Au conseil régional d'Aquitaine, Aurélie Boullet, jeune cadre territoriale, a aussi commencé par créer un blog anonyme pour dénoncer «les dysfonctionnements et décisions absurdes» dans son service, avant de rédiger un roman à succès (voir encadré).

Dans l'univers de la publicité, le phénomène se constate aussi dans des agences comme Euro RSCG, qui a eu droit à son blog de contestataires, baptisé Vu au bureau chez Euro, actif jusqu'en 2009.

Si les salariés sont très loquaces en ligne, dans le même temps ils sont de plus en plus conscients des limites de cette liberté d'expression. Selon l'enquête Hopscotch-Viavoice, 86% d'entre eux connaissent les risques de sanction. Et ce même si seulement 12% des personnes interrogées ont été sensibilisées par une charte ou un guide de l'usage des médias sociaux. Cette peur du gendarme serait plutôt due aux nombreuses affaires de salariés licenciés à cause de Facebook, abondamment relayées par les médias ces derniers mois. Selon un collaborateur de Publicis Consultants, qui préfère garder l'anonymat, depuis la multiplication de ces histoires, l'attitude de ses collègues serait en train d'évoluer: «Avant, ils avaient tendance à croire qu'il y avait une impunité à parler de leur entreprise en ligne.  Maintenant, ils prennent conscience des risques et sont de plus en plus vigilants.»
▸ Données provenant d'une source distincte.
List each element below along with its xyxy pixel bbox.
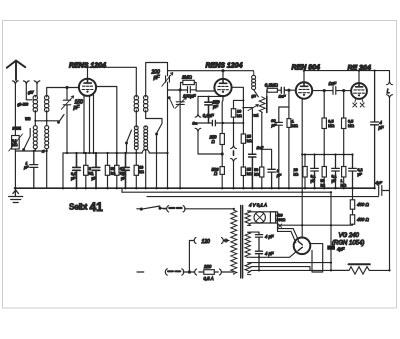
transformer secondary S2 <box>245 232 251 257</box>
svg-text:µF: µF <box>71 177 76 181</box>
svg-text:0,5: 0,5 <box>348 120 353 124</box>
mains connector bottom <box>137 269 193 275</box>
wire tube3 to coupling cap <box>312 90 332 92</box>
resistor 15k a <box>241 134 245 143</box>
row2 rail wire <box>302 154 352 156</box>
svg-text:4 µF: 4 µF <box>265 234 274 239</box>
svg-text:w1: w1 <box>254 113 259 118</box>
resistor 500ohm <box>220 167 224 175</box>
svg-text:kΩ: kΩ <box>321 184 326 188</box>
svg-text:1: 1 <box>292 120 294 124</box>
svg-text:VG 240: VG 240 <box>339 233 360 239</box>
svg-text:kΩ: kΩ <box>247 139 252 143</box>
HV wire to caps <box>251 232 297 257</box>
speaker jack L <box>387 81 393 84</box>
capacitor 0.2uF row2 <box>349 155 357 189</box>
resistor 0.1M row1 <box>115 165 119 175</box>
tube U4 RE304 <box>351 83 367 99</box>
coil L2b <box>45 126 49 130</box>
wire grid node tube3 <box>289 90 296 107</box>
switch S1 <box>24 129 30 150</box>
svg-text:µF: µF <box>379 125 384 130</box>
ground bus wire <box>15 187 375 189</box>
svg-text:MΩ: MΩ <box>341 184 347 188</box>
coil L1b <box>45 96 49 100</box>
svg-text:50: 50 <box>321 179 325 183</box>
wire to tube2 grid <box>196 90 214 92</box>
resistor 2M <box>183 80 195 84</box>
capacitor 1uF mid <box>268 169 275 188</box>
svg-text:400: 400 <box>277 214 283 218</box>
wire T2 sec top to tuning rail <box>146 63 168 96</box>
lamp resistor <box>270 212 275 223</box>
wire socket2 down <box>26 84 32 100</box>
svg-text:120: 120 <box>202 239 211 245</box>
svg-text:kΩ: kΩ <box>294 173 299 177</box>
wire hop bridge <box>142 150 149 154</box>
resistor 50k row2 <box>322 167 326 178</box>
wire varcap to RC <box>168 82 188 90</box>
svg-text:µF: µF <box>358 173 363 177</box>
rectifier output loop <box>310 244 323 272</box>
capacitor 0.1uF row2 <box>311 155 319 189</box>
wire tube1 plate top to IF transformer <box>88 67 137 95</box>
svg-text:Seibt: Seibt <box>69 203 88 212</box>
svg-text:20: 20 <box>294 168 298 172</box>
IF transformer T2 primary <box>134 96 138 100</box>
svg-text:0,1: 0,1 <box>121 172 126 176</box>
resistor R antenna 0.1M <box>12 136 20 150</box>
svg-text:µF: µF <box>213 104 218 109</box>
resistor 250ohm <box>220 134 224 145</box>
svg-text:41: 41 <box>90 200 104 214</box>
wire coil L1 bottoms <box>35 112 58 121</box>
variable capacitor C3 <box>176 90 184 188</box>
capacitor 4uF rect <box>330 192 332 270</box>
wire pot wiper to resistor <box>266 90 268 97</box>
transformer secondary S3 <box>245 263 251 275</box>
band switch <box>59 115 65 123</box>
variable capacitor C2 200pF <box>166 71 170 90</box>
wire drop left of row <box>62 153 64 188</box>
capacitor 100pF <box>188 87 197 93</box>
svg-text:15: 15 <box>247 168 251 172</box>
svg-text:µF: µF <box>154 75 161 81</box>
svg-text:220: 220 <box>203 264 212 269</box>
svg-text:gb-W3: gb-W3 <box>18 103 29 107</box>
coil L2a <box>33 126 37 130</box>
potentiometer zigzag <box>259 97 265 113</box>
svg-text:kΩ: kΩ <box>237 114 242 118</box>
transformer core <box>241 206 243 279</box>
wire tube4 plate <box>358 71 360 84</box>
wire tube1 anode right <box>97 87 117 166</box>
wire tube1 cathode drops <box>84 95 94 154</box>
capacitor 0.1uF tube2 <box>198 120 234 125</box>
wire tube2 cathode <box>221 96 224 133</box>
capacitor 1nF out <box>333 87 351 95</box>
wire 400 chain <box>278 188 353 225</box>
voltage selector wire <box>189 241 193 273</box>
switch S3 <box>146 119 162 189</box>
variable capacitor C1 150pF <box>63 88 71 154</box>
resistor 400 b <box>350 215 354 224</box>
wire branch 1uF <box>262 149 272 168</box>
svg-text:4 V 0,1 A: 4 V 0,1 A <box>249 203 267 208</box>
svg-text:4 µF: 4 µF <box>265 251 274 256</box>
svg-text:pF: pF <box>271 123 277 128</box>
resistor 10k row1 inline <box>134 165 138 175</box>
IF transformer T2 secondary <box>144 96 148 100</box>
svg-text:400 Ω: 400 Ω <box>357 217 370 222</box>
svg-text:400 Ω: 400 Ω <box>357 202 370 207</box>
wave switch blade <box>169 98 174 108</box>
antenna jack sockets <box>13 81 19 84</box>
tap 120 <box>194 238 196 244</box>
svg-text:1: 1 <box>341 179 343 183</box>
heater rail wire 2 <box>147 196 379 198</box>
svg-text:gn: gn <box>252 93 257 98</box>
svg-text:5: 5 <box>89 167 91 171</box>
resistor 10k screen <box>231 109 236 117</box>
coil L1a <box>33 96 37 100</box>
svg-text:µF: µF <box>24 166 29 170</box>
resistor 50k row1 <box>105 165 109 175</box>
rectifier filament wires <box>278 229 299 243</box>
svg-text:10: 10 <box>237 110 241 114</box>
heater rail wire 1 <box>122 191 331 193</box>
component top rail wire <box>63 90 168 188</box>
capacitor C 1uF <box>30 151 38 188</box>
resistor 0.5M b <box>342 118 346 129</box>
tube U2 RENS1204 <box>214 79 231 96</box>
capacitor 1nF coupling <box>281 87 289 93</box>
svg-text:0,5 A: 0,5 A <box>204 276 214 281</box>
wire arrow feed <box>243 108 252 154</box>
svg-text:Ω: Ω <box>212 139 216 144</box>
x mark <box>278 224 281 227</box>
HV capacitors 4uF <box>255 232 262 270</box>
svg-text:10: 10 <box>139 166 143 170</box>
filament lines LV <box>251 263 349 271</box>
tube U3 REN804 <box>296 82 312 98</box>
anode rail wire tube2 <box>168 70 254 72</box>
resistor 0.2M <box>267 88 277 92</box>
wire screen feed <box>232 87 244 134</box>
resistor 20k <box>303 167 307 178</box>
capacitor 250pF <box>205 96 212 123</box>
capacitor 4uF right <box>371 71 379 189</box>
svg-text:4µF: 4µF <box>337 247 345 252</box>
svg-text:1nF: 1nF <box>279 94 286 99</box>
wire coil bottoms to bottom node <box>15 149 46 189</box>
resistor 50k pot <box>260 167 264 177</box>
antenna lead wire <box>14 84 16 188</box>
phono jack Sa <box>195 96 201 117</box>
svg-text:4µF: 4µF <box>376 181 383 185</box>
wire grid line tube1 <box>47 88 79 96</box>
IF transformer T2 lower primary <box>134 126 138 130</box>
jack B+ <box>231 123 237 149</box>
resistor 1M row2 <box>342 167 346 178</box>
svg-text:MΩ: MΩ <box>328 124 334 128</box>
power transformer primary <box>231 209 237 275</box>
svg-text:0,1: 0,1 <box>332 175 337 179</box>
resistor 15k b <box>241 167 245 176</box>
svg-text:kΩ: kΩ <box>247 172 252 176</box>
dial lamp <box>254 212 265 223</box>
svg-text:0,2: 0,2 <box>358 168 363 172</box>
antenna <box>7 61 26 80</box>
svg-text:2MΩ: 2MΩ <box>181 75 192 80</box>
svg-text:kΩ: kΩ <box>139 170 144 174</box>
svg-text:50: 50 <box>254 168 258 172</box>
svg-text:0,1: 0,1 <box>71 172 76 176</box>
svg-text:0,5: 0,5 <box>328 120 333 124</box>
svg-text:MΩ: MΩ <box>348 124 354 128</box>
svg-text:MΩ: MΩ <box>292 124 298 128</box>
capacitor 60pF <box>275 107 289 188</box>
svg-text:0,2MΩ: 0,2MΩ <box>265 83 279 88</box>
capacitor 1uF row1 <box>92 153 100 188</box>
svg-text:300Ω: 300Ω <box>277 218 286 222</box>
mains switch <box>137 206 166 209</box>
svg-text:gW: gW <box>28 91 34 95</box>
pot arrow <box>248 105 258 111</box>
tube U1 RENS1204 <box>79 79 96 96</box>
svg-text:L: L <box>387 89 390 95</box>
resistor 1M <box>288 107 290 119</box>
mains connector top <box>163 206 234 212</box>
svg-text:Sa: Sa <box>192 121 198 126</box>
tube4 filament legs <box>355 99 363 103</box>
rectifier tube VG240 <box>294 238 311 255</box>
dial lamp circuit wires <box>251 212 278 232</box>
svg-text:1nF: 1nF <box>329 81 337 86</box>
svg-text:0,1µF: 0,1µF <box>203 113 214 118</box>
svg-text:W2: W2 <box>25 117 30 121</box>
hum resistor zigzag <box>331 267 390 274</box>
svg-text:1: 1 <box>92 172 94 176</box>
transformer secondary S1 <box>245 211 251 226</box>
capacitor 0.1uF b row1 <box>122 153 130 188</box>
resistor 400 a <box>350 200 354 209</box>
ground symbol <box>9 188 23 202</box>
capacitor 0.1uF row1 <box>73 153 81 188</box>
anode rail wire right <box>304 71 390 83</box>
svg-text:pF: pF <box>73 105 81 111</box>
capacitor 4uF bus <box>379 186 390 196</box>
svg-text:MΩ: MΩ <box>12 143 18 147</box>
switch S2 <box>127 130 132 153</box>
choke coil <box>252 71 255 76</box>
svg-text:ff-W1: ff-W1 <box>13 127 22 131</box>
svg-text:15: 15 <box>247 135 251 139</box>
capacitor 0.1uF row2 b <box>332 155 340 189</box>
wire tube3 cathode drop <box>301 99 303 238</box>
svg-text:0,1: 0,1 <box>311 175 316 179</box>
resistor 5k row1 <box>84 165 88 175</box>
fuse 220 0.5A <box>193 269 204 275</box>
wire socket3 down <box>36 84 38 96</box>
capacitor 1nF shunt <box>249 154 256 188</box>
wire tube2 plate <box>222 71 224 79</box>
svg-text:RENS 1204: RENS 1204 <box>206 63 243 70</box>
resistor 0.5M a <box>322 118 326 129</box>
wires T2 <box>136 110 145 188</box>
svg-text:kΩ: kΩ <box>254 173 259 177</box>
IF transformer T2 lower secondary <box>144 126 148 130</box>
wire pot bottom <box>261 112 263 167</box>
Pour régler le problème, certaines sociétés encadrent l'usage de Facebook via des chartes (cf. Stratégies n°1613), voire le bannissent totalement des «open-space». Mais cela reste minoritaire.
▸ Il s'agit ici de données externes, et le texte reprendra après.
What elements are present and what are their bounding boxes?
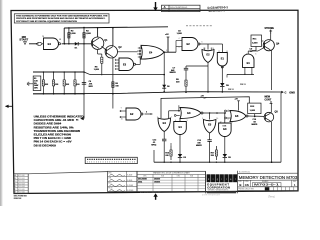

Comme le problème n'est pas réglé, il faut s'attendre à ce que le nombre de licenciés pour dénigrements sur réseaux sociaux augmente encore cette année. Autant de nouvelles recrues pour le groupe Facebook intitulé «Fired by Facebook», qui compte déjà quatre cents membres…

 

 

encadré

Le roman qui empoisonne la région Aquitaine

«Vous appelez à propos d'Aurélie Boullet? On ne fait plus de commentaires.» Au service de communication de la région Aquitaine, l'auteur de l'ouvrage Absolument débordée (190 000 exemplaires vendus), malgré un pseudonyme d'écrivain (Zoé Shepard), est connue comme le loup blanc. L'hypermédiatisation de son retour au travail, début janvier, après quatre mois de suspension pour non respect du devoir de réserve, agace au plus haut point la région. Ici, son roman, très drôle, ne fait plus rire depuis longtemps. Sa description des dysfonctionnements dans une collectivité locale et ses personnages au vitriol, comme «Coralie “coconne” Montaigne, qui a une faculté peu commune à faxer systématiquement les lettres à l'envers…», ont créé un vrai malaise. La page n'est pas prête d'être tournée, puisque UGC vient d'acheter les droits du livre pour en faire un film.